Pada foto sinar tembus dada terlihat mediastinum terdorong dan diafragma
pada sakit tertekan kebawah. Keadaan ini dapat mengakibatkan fungsi
pernafasan sangat terganggu yang harus segera ditangani kalu tidak akan
berakibat fatal.(1)
2. Piopneumothoraks. Berarti terdapatnya pneumothoraks disertai empiema
secara bersamaan pada satu sisi paru.(2,3)
3. Hidro-pneumothoraks/Hemo-pneumothoraks. Pada kurang lebih 25%
penderita pneumothoraks ditemukan juga sedikit cairan dalam pleuranya.
Cairan ini biasanya bersifat serosa, serosanguinea atau kemerahan
(berdarah). Hidrothorak dapat timbul dengan cepat setelah terjadinya
pneumothoraks pada kasus-kasus trauma/perdarahan intrapleura atau
perforasi esofagus (cairan lambung masung kedalam rongga pleura).
Hemopneumothoraks selain terdapat gejala dispneu dan sianosis, disertai
pula gejala akibat kehilangan darah seperti anemia, renjatan dan lain-lain.
(2,3)
4. Pneumomediastinum dan emfisema subkutan. Pneumomediastinum
dapat ditegakkan dengan pemeriksaan foto dada. Insidensinya adalah 1%
dari seluruh pneumothoraks. Kelainan ini dimulai robeknya alveoli
kedalam jaringan interstitium paru dan kemungkinan didikuti oleh
pergerakan udara yang progresif kearah mediastinum (menimbulkan
pneumomediastinum) dan kearah lapisan fasia otot-otot leher
(menimbulkan emfisema subkutan).(2,3)
5. Pneumothoraks simultan bilateral. Pneumothoraks yang terjadi pada
kedua paru secara serentak ini terdapat pada 2% dari seluruh
pneumothoraks. Keadaan ini timbul sebagai lanjutan pneumomediastinum
yang secara sekunder berasal dari emfisem jaringan interstitiel paru. Sebab
lain bisa juga dari emfisem mediastinum yang berasal dari perforasi
esofagus.(2,3)
6. Pneumothoraks kronik. Menetap selama lebih dari 3 bulan. Terjadi bila
fistula bronko-pleura tetap membuka. Insidensi pneumothoraks kronik
dengan fistula bronkopleura ini adalah 5 % dari seluruh pneumothoraks.

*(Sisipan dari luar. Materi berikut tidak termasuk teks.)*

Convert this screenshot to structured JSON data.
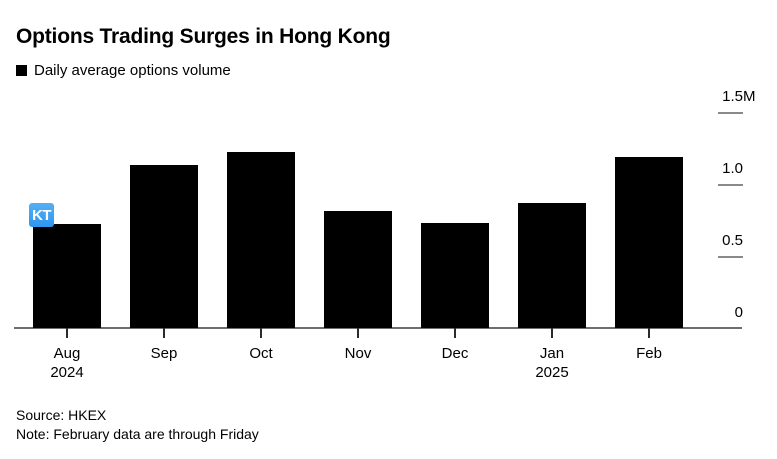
{
  "chart_data": {
    "type": "bar",
    "title": "Options Trading Surges in Hong Kong",
    "legend_position": "top-left",
    "categories": [
      {
        "month": "Aug",
        "year": "2024"
      },
      {
        "month": "Sep"
      },
      {
        "month": "Oct"
      },
      {
        "month": "Nov"
      },
      {
        "month": "Dec"
      },
      {
        "month": "Jan",
        "year": "2025"
      },
      {
        "month": "Feb"
      }
    ],
    "series": [
      {
        "name": "Daily average options volume",
        "values": [
          0.72,
          1.13,
          1.22,
          0.81,
          0.73,
          0.87,
          1.19
        ]
      }
    ],
    "unit": "M",
    "ylim": [
      0,
      1.5
    ],
    "yticks": [
      {
        "value": 0,
        "label": "0"
      },
      {
        "value": 0.5,
        "label": "0.5"
      },
      {
        "value": 1.0,
        "label": "1.0"
      },
      {
        "value": 1.5,
        "label": "1.5",
        "suffix": "M"
      }
    ],
    "grid": false,
    "bar_color": "#000000",
    "axis_color": "#6e6e6e"
  },
  "overlay_badge": {
    "label": "KT",
    "color": "#2e97ef",
    "text_color": "#ffffff"
  },
  "footer": {
    "source": "Source: HKEX",
    "note": "Note: February data are through Friday"
  }
}
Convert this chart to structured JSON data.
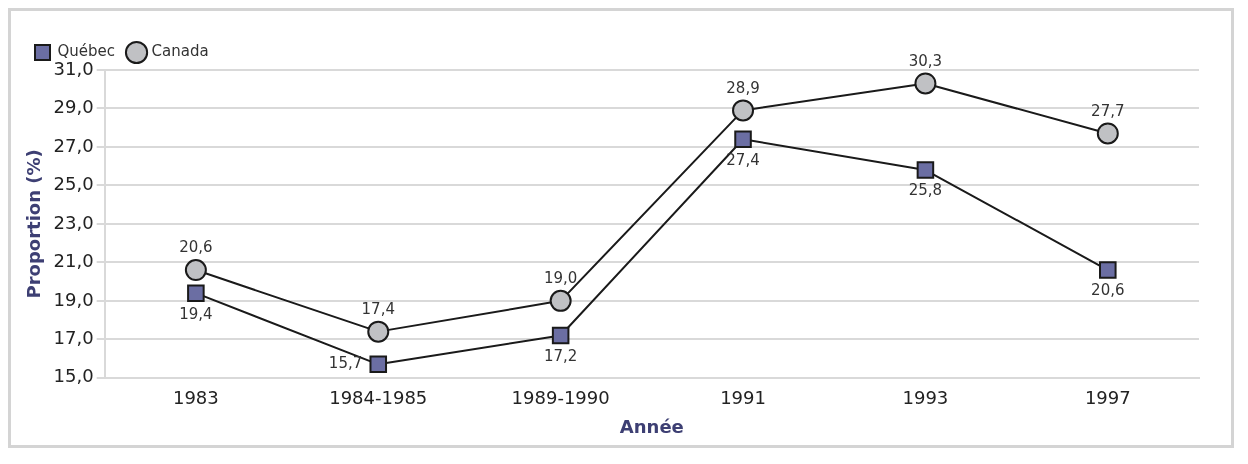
{
  "chart_data": {
    "type": "line",
    "xlabel": "Année",
    "ylabel": "Proportion (%)",
    "categories": [
      "1983",
      "1984-1985",
      "1989-1990",
      "1991",
      "1993",
      "1997"
    ],
    "series": [
      {
        "name": "Québec",
        "color": "#6b6ea3",
        "marker": "square",
        "values": [
          19.4,
          15.7,
          17.2,
          27.4,
          25.8,
          20.6
        ],
        "value_labels": [
          "19,4",
          "15,7",
          "17,2",
          "27,4",
          "25,8",
          "20,6"
        ]
      },
      {
        "name": "Canada",
        "color": "#c0c1c4",
        "marker": "circle",
        "values": [
          20.6,
          17.4,
          19.0,
          28.9,
          30.3,
          27.7
        ],
        "value_labels": [
          "20,6",
          "17,4",
          "19,0",
          "28,9",
          "30,3",
          "27,7"
        ]
      }
    ],
    "ylim": [
      15,
      31
    ],
    "yticks": [
      {
        "value": 15,
        "label": "15,0"
      },
      {
        "value": 17,
        "label": "17,0"
      },
      {
        "value": 19,
        "label": "19,0"
      },
      {
        "value": 21,
        "label": "21,0"
      },
      {
        "value": 23,
        "label": "23,0"
      },
      {
        "value": 25,
        "label": "25,0"
      },
      {
        "value": 27,
        "label": "27,0"
      },
      {
        "value": 29,
        "label": "29,0"
      },
      {
        "value": 31,
        "label": "31,0"
      }
    ],
    "grid": "y",
    "legend": "top left",
    "line_style": "solid"
  }
}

Faktor penyebab antara lain adanya perlengketan pleura yang
menyebabkan robekan paru tetap terbuka, adanya fistula bronkopelura
yang melalui bulla atau kista, adanya fistula bronko-pleura yang melalui
lesi penyakit seperti nodul reumatoid atau tuberkuloma.(2,3)
DAFTAR PUSTAKA
1. Mukti HA. Dasar-Dasar Ilmu Penyakit Paru. 2nd ed. Surabaya: Airlangga University Press; 2002.
2. Bahar A. Penyakit-penyakit Pleura. Buku Ajar Penyakit Dalam. IV. Jakarta: Balai Penerbit FKUI; 2006. p. 1056–61.
3. Sjamsuhidayat R., Jong WD. Dinding Toraks Dan Pleura. Buku Ajar Ilmu Bedah. 3rd ed. Jakarta: EGC; 2005. p. 408–10.
4. Amirulloh R. Penatalaksanaan Pneumotoraks Di Dalam Praktek. Cermin Dunia Kedokt. 1985;38:22–5.